Marsalis is as much a brand as a family name in the jazz world. Branford first came to the attention of the world at large with his brother Wynton, when they played on Sting’s first post-Police foray into sophisticated adult pop, Dream of the Blue Turtles.
 
Both the length of their time together and the democratization of the track writing suggest that Marsalis is a good bandleader to play for, and the quartet shows a tight understanding of each other here. Each brings his character to the disc, starting with drummer Jeff ‘Tain’ Watts, who tops and tails it with his frenetic “Return of the Jitney Man” and the nicely built ten-minute “Samo.” 
 
Pianist Joey Calderazzo gets most minutes for his two compositions, and for me, these are the disc’s stylish highlights. Slow enough to show his expressive playing, “The Blossom of Parting” is classic jazz. There is enough beauty in its flowing melody and Marsalis’s soloing over his theme, to make the rhythm section superfluous at the start. He is just as melodic and atmospheric on “The Last Goodbye,” which has a similarly French feel and also pushes the ten-minute mark.
 
Bassist Eric Revis’s short, stilted minor-key “Abe Vigoda” is a little too angular for me, having little sense of either melody or direction, but his “Sphere,” which starts off with a similarly spiky riff, comes into its own when the theme has become subconscious and the band is interplaying over it. He also gets a third track, which is basically a three-minute bass solo that leads neatly into “Samo.”
 
Thelonius Monk’s “Rhythm-a-Ning” has a neat pace change towards the end.

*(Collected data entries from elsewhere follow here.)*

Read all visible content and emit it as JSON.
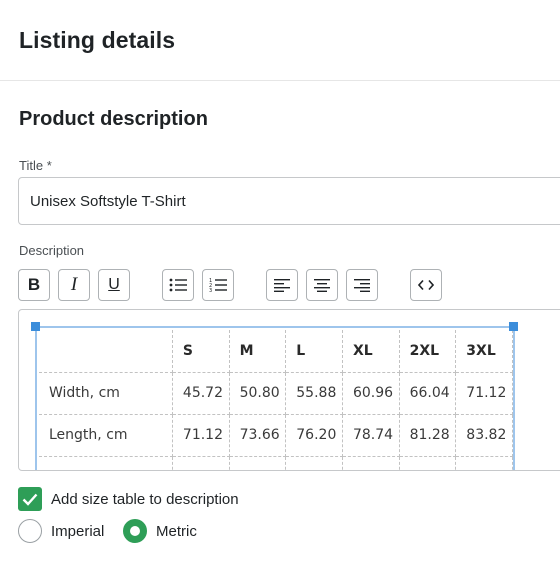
{
  "header": {
    "title": "Listing details"
  },
  "section": {
    "title": "Product description"
  },
  "title_field": {
    "label": "Title *",
    "value": "Unisex Softstyle T-Shirt"
  },
  "description_field": {
    "label": "Description"
  },
  "toolbar": {
    "bold": "B",
    "italic": "I",
    "underline": "U",
    "icons": [
      "bold-icon",
      "italic-icon",
      "underline-icon",
      "bulleted-list-icon",
      "numbered-list-icon",
      "align-left-icon",
      "align-center-icon",
      "align-right-icon",
      "code-view-icon"
    ]
  },
  "size_table": {
    "headers": [
      "",
      "S",
      "M",
      "L",
      "XL",
      "2XL",
      "3XL"
    ],
    "rows": [
      {
        "label": "Width, cm",
        "values": [
          "45.72",
          "50.80",
          "55.88",
          "60.96",
          "66.04",
          "71.12"
        ]
      },
      {
        "label": "Length, cm",
        "values": [
          "71.12",
          "73.66",
          "76.20",
          "78.74",
          "81.28",
          "83.82"
        ]
      }
    ]
  },
  "options": {
    "add_size_table": {
      "label": "Add size table to description",
      "checked": true
    },
    "units": [
      {
        "label": "Imperial",
        "selected": false
      },
      {
        "label": "Metric",
        "selected": true
      }
    ]
  },
  "colors": {
    "accent": "#2e9e57",
    "selection": "#3b8ddb"
  }
}
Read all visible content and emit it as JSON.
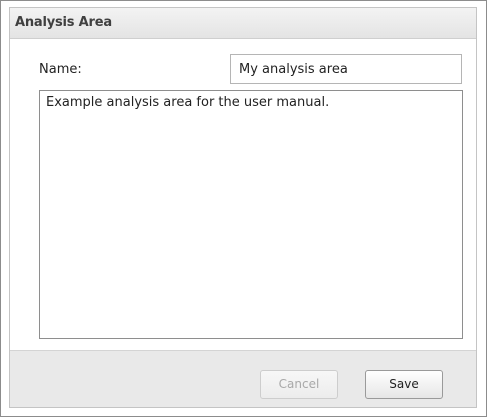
{
  "window": {
    "title": "Analysis Area"
  },
  "form": {
    "name_label": "Name:",
    "name_value": "My analysis area",
    "description_value": "Example analysis area for the user manual."
  },
  "footer": {
    "cancel_label": "Cancel",
    "cancel_disabled": true,
    "save_label": "Save"
  },
  "colors": {
    "panel_background": "#ececec",
    "title_text": "#404040",
    "disabled_text": "#a8a8a8"
  }
}
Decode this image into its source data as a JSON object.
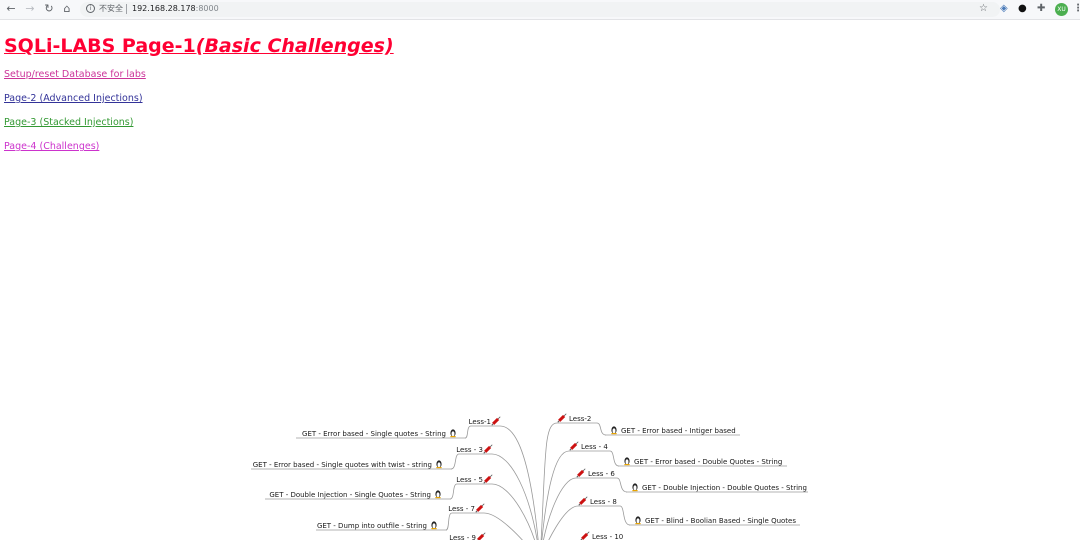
{
  "browser": {
    "security_label": "不安全",
    "url_host": "192.168.28.178",
    "url_port": ":8000",
    "avatar_initials": "XU",
    "icons": [
      "back-arrow-icon",
      "forward-arrow-icon",
      "reload-icon",
      "home-icon",
      "info-icon",
      "star-icon",
      "extension-icon",
      "puzzle-icon",
      "menu-icon"
    ]
  },
  "page": {
    "title_main": "SQLi-LABS Page-1",
    "title_sub": "(Basic Challenges)",
    "title_color": "#ff0033",
    "links": [
      {
        "label": "Setup/reset Database for labs",
        "color": "#cc3399"
      },
      {
        "label": "Page-2 (Advanced Injections)",
        "color": "#333399"
      },
      {
        "label": "Page-3 (Stacked Injections)",
        "color": "#339933"
      },
      {
        "label": "Page-4 (Challenges)",
        "color": "#cc33cc"
      }
    ]
  },
  "mindmap": {
    "left": [
      {
        "lesson": "Less-1",
        "desc": "GET - Error based - Single quotes - String"
      },
      {
        "lesson": "Less - 3",
        "desc": "GET - Error based - Single quotes with twist - string"
      },
      {
        "lesson": "Less - 5",
        "desc": "GET - Double Injection - Single Quotes - String"
      },
      {
        "lesson": "Less - 7",
        "desc": "GET - Dump into outfile - String"
      },
      {
        "lesson": "Less - 9",
        "desc": ""
      }
    ],
    "right": [
      {
        "lesson": "Less-2",
        "desc": "GET - Error based - Intiger based"
      },
      {
        "lesson": "Less - 4",
        "desc": "GET - Error based - Double Quotes - String"
      },
      {
        "lesson": "Less - 6",
        "desc": "GET - Double Injection - Double Quotes - String"
      },
      {
        "lesson": "Less - 8",
        "desc": "GET - Blind - Boolian Based - Single Quotes"
      },
      {
        "lesson": "Less - 10",
        "desc": ""
      }
    ],
    "line_color": "#9a9a9a",
    "syringe_color": "#cc1111"
  }
}
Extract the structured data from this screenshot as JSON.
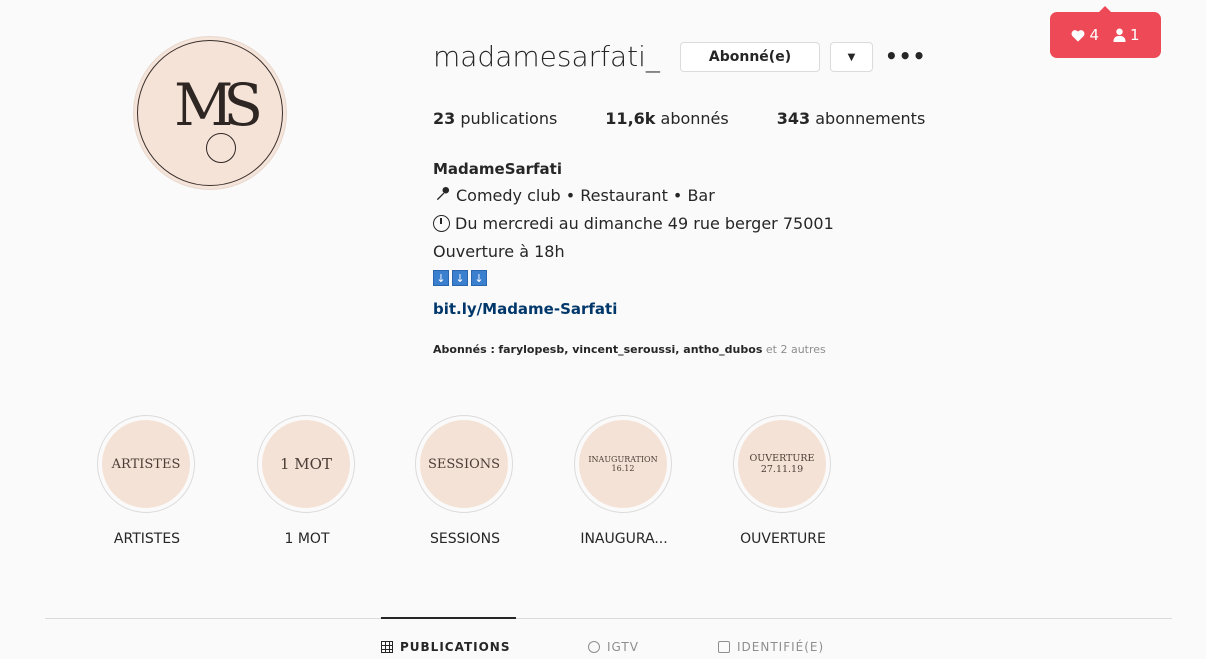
{
  "profile": {
    "username": "madamesarfati_",
    "follow_label": "Abonné(e)",
    "dropdown_glyph": "▼",
    "more_glyph": "•••",
    "avatar_monogram": "MS",
    "stats": {
      "posts_count": "23",
      "posts_label": "publications",
      "followers_count": "11,6k",
      "followers_label": "abonnés",
      "following_count": "343",
      "following_label": "abonnements"
    },
    "bio": {
      "name": "MadameSarfati",
      "line1": "Comedy club • Restaurant • Bar",
      "line1_icon": "microphone-icon",
      "line2": "Du mercredi au dimanche 49 rue berger 75001",
      "line2_icon": "clock-icon",
      "line3": "Ouverture à 18h",
      "arrows": [
        "↓",
        "↓",
        "↓"
      ],
      "link": "bit.ly/Madame-Sarfati"
    },
    "followed_by": {
      "prefix": "Abonnés :",
      "names": "farylopesb, vincent_seroussi, antho_dubos",
      "suffix": "et 2 autres"
    }
  },
  "notification": {
    "likes": "4",
    "follows": "1",
    "color": "#ed4956"
  },
  "highlights": [
    {
      "cover_line1": "ARTISTES",
      "cover_line2": "",
      "label": "ARTISTES"
    },
    {
      "cover_line1": "1 MOT",
      "cover_line2": "",
      "label": "1 MOT"
    },
    {
      "cover_line1": "SESSIONS",
      "cover_line2": "",
      "label": "SESSIONS"
    },
    {
      "cover_line1": "INAUGURATION",
      "cover_line2": "16.12",
      "label": "INAUGURA..."
    },
    {
      "cover_line1": "OUVERTURE",
      "cover_line2": "27.11.19",
      "label": "OUVERTURE"
    }
  ],
  "tabs": [
    {
      "label": "PUBLICATIONS",
      "icon": "grid-icon",
      "active": true
    },
    {
      "label": "IGTV",
      "icon": "igtv-icon",
      "active": false
    },
    {
      "label": "IDENTIFIÉ(E)",
      "icon": "tagged-icon",
      "active": false
    }
  ]
}
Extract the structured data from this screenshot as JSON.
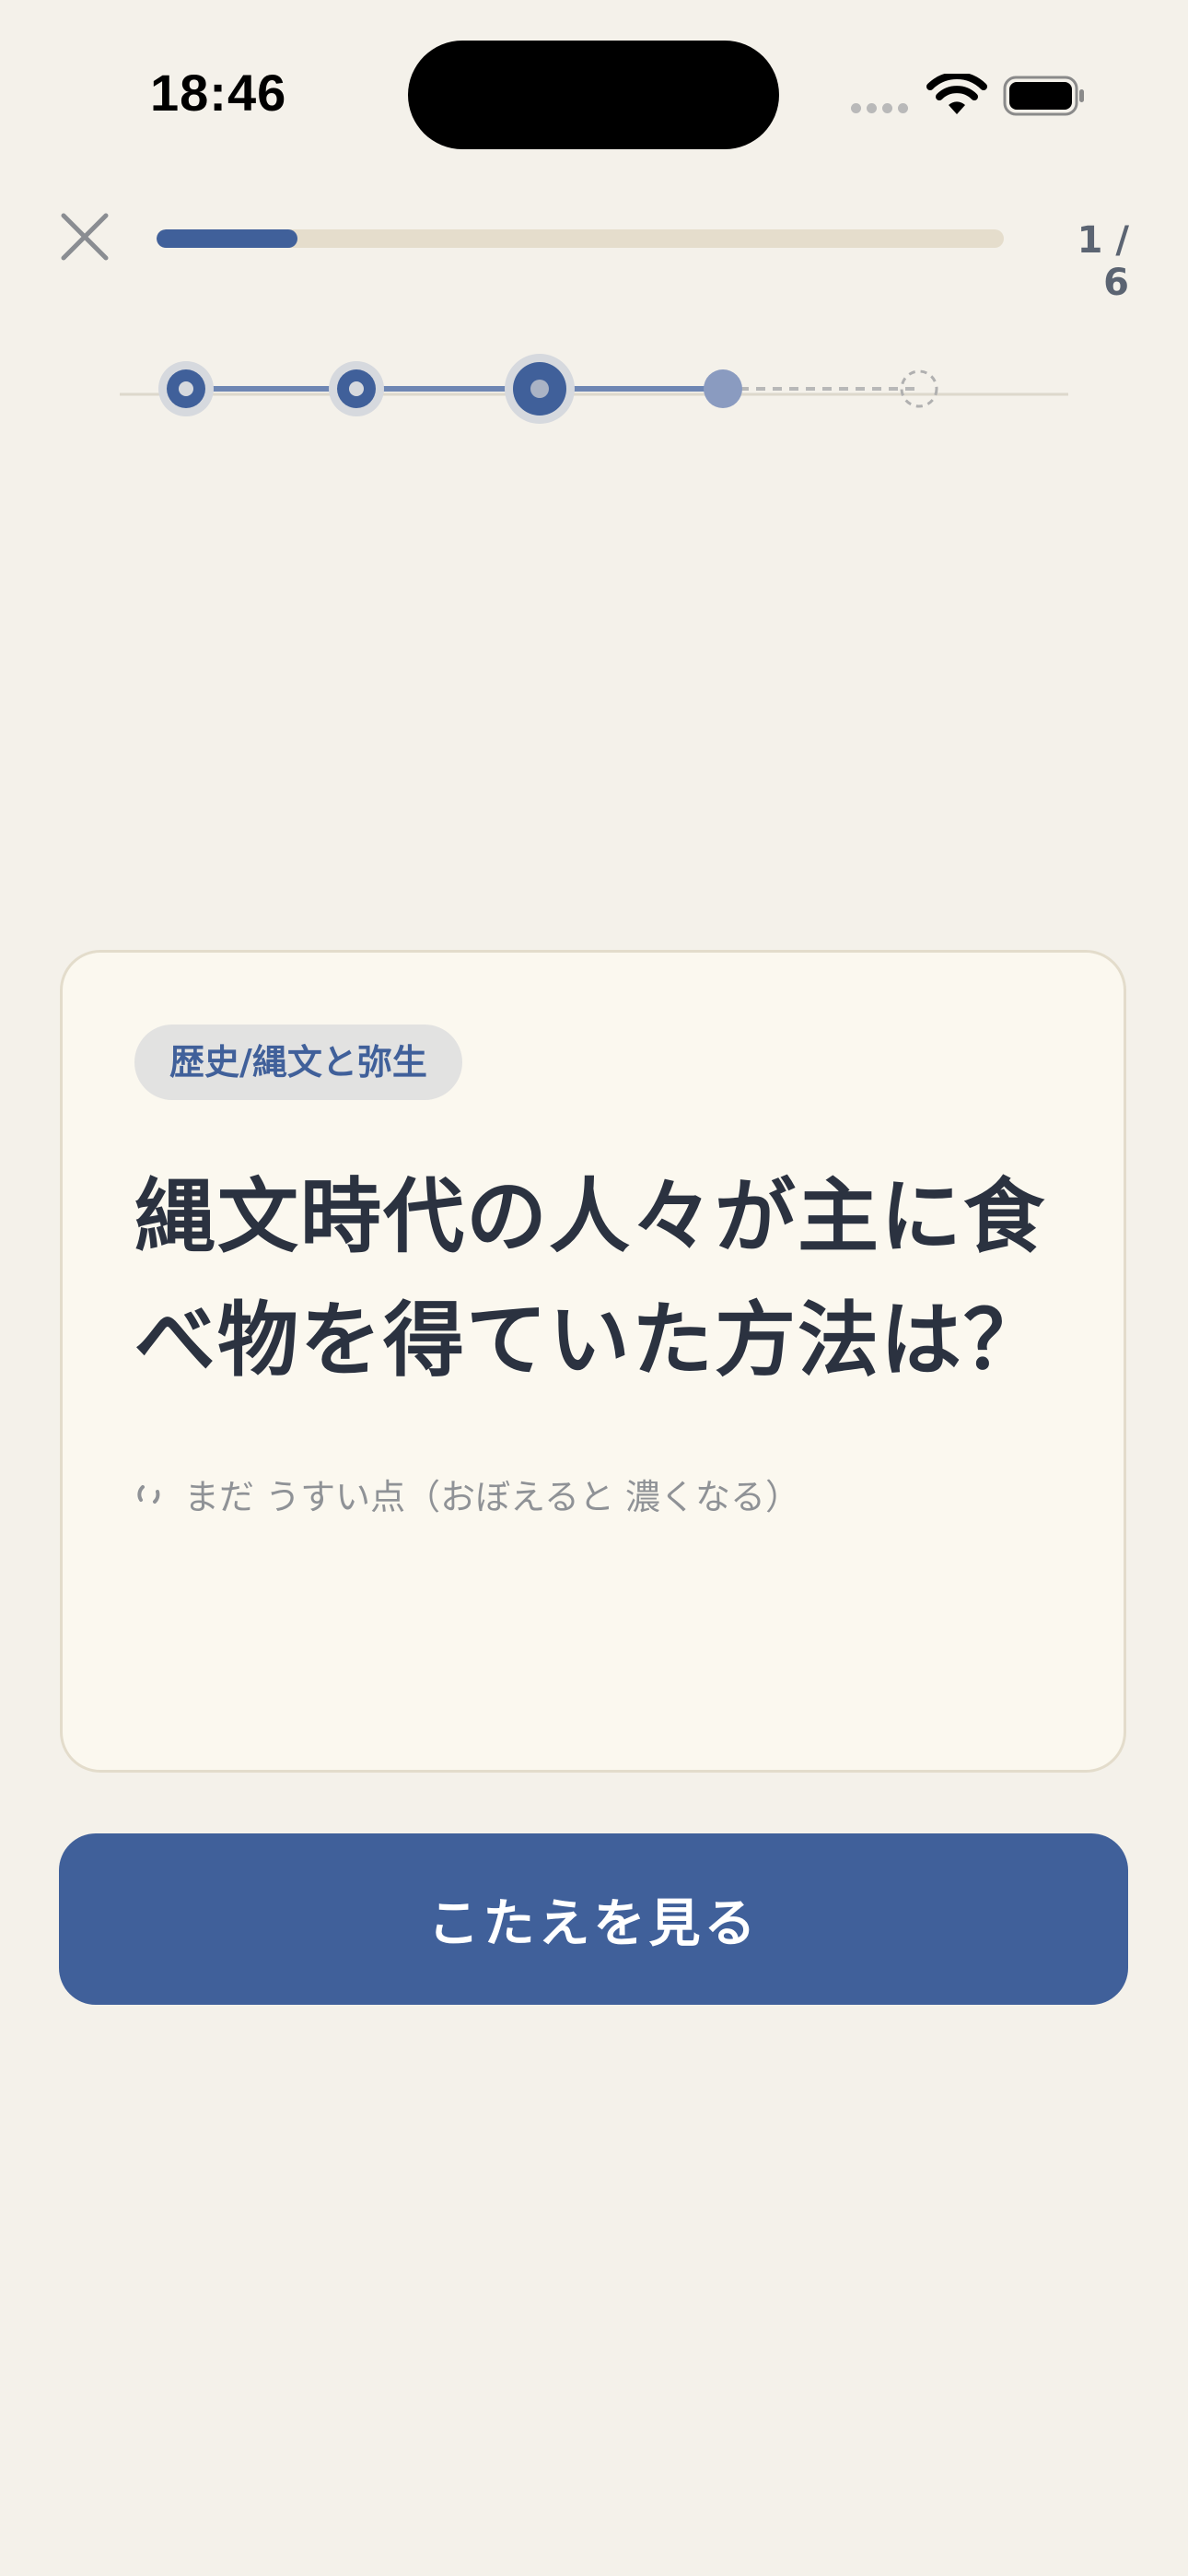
{
  "status_bar": {
    "time": "18:46"
  },
  "header": {
    "close_icon": "close-x-icon",
    "progress_fraction": 0.166,
    "progress_text": "1 / 6"
  },
  "path": {
    "steps": [
      "done",
      "done",
      "current",
      "next",
      "locked"
    ]
  },
  "card": {
    "tag": "歴史/縄文と弥生",
    "question": "縄文時代の人々が主に食べ物を得ていた方法は？",
    "status_icon": "faint-arc-icon",
    "status_text": "まだ うすい点（おぼえると 濃くなる）"
  },
  "action": {
    "reveal_label": "こたえを見る"
  },
  "colors": {
    "accent": "#40609a",
    "background": "#f4f1ea",
    "card": "#fbf8ef",
    "text": "#2b3240"
  }
}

More importantly, its strong theme provides for some more extended solos, while showing as well as any track the close understanding that has grown between these players over their last decade together. 
 
This disc is beautifully balanced between a streak of faster hard-bop that shows their skills, mid-tempo pieces that allow for flowing interplay, and lyrical works that prove how less is so often more.